All the same, no one wanted to see her pay the penalty for her crime. In the space of five days, the tide of public opinion had turned in her favor. Had she been an ugly old hag, he did not doubt that no one would have cared what happened to her.

She was, Max decided, studying her profile, a woman to attract men, not by beauty alone, but by something more subtle, an appealing blend of innocence and worldliness. Her complexion was fair; her features were finely sculpted. Her bottom lip was full and sensual. He did not know the color of her eyes or the color of her hair. She never looked out over the spectators, but kept her gaze averted, or fixed
on her defense counsel and his attorneys, and every strand of hair was cunningly concealed by her bonnet. But if her complexion was anything to go by, then he would have to say that her hair would be fair, blond perhaps, and her eyes would be blue. A typical English rose, in fact, by all appearances. And how deceiving appearances could be.
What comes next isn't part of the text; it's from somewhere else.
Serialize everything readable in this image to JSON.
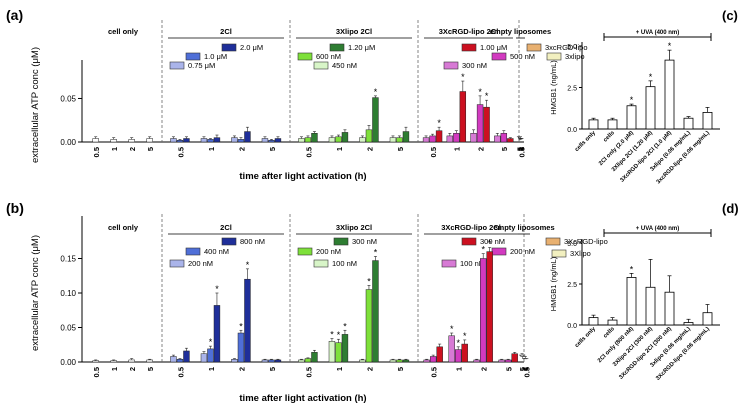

His description of her in the
Courier
could not convey the oddness of her manner, The trial had been going on for five days, five grueling, suffocatingly hot summer days in that cramped courtroom, but Miss Carstairs seemed as unaffected by the heat as by the evidence that could send her to the gallows. It was as though she were indifferent to the outcome of her trial, as though what was going on had nothing to do with her.

Only once had he seen her falter, and that was when her sister, the victim’s widow, had given evidence. Anne Neville had not been a good witness. She’d tried to give her sister an alibi, but she’d become nervous and confused. She could hardly remember what day it was, let alone what had happened two months ago. She’d left the courtroom, never to return, on the arm of one of the defense counsel’s junior attorneys, and the spark of emotion on Sara Carstairs’s face had vanished with her.

Her indifference nettled him. It made him wonder what it would take to unnerve her. It made him want to lay his hands on her and give her a good shaking. Would she flinch? Would she glare? Would she struggle or remain passive? And how could he, Max Worthe, scion of a great and noble house, where chivalry was bred in his bones, even contemplate laying his hands in anger on a member of the weaker sex?

Maybe she wasn’t indifferent. Maybe she was confident of the verdict. Certainly, Sir Arthur’s proud boast in his opening address had come to nothing. Her leading counsel, Mr. Cole, had a reasonable explanation for every point the prosecution had tried to make.

But it didn’t wash, not with him. She was guilty of something. This wasn’t a rational decision based on the evidence. It was based on instinct, intuition, the sense that nothing was as it seemed except one thing: she knew more about William Neville’s fate than was contained in her written statement to the court.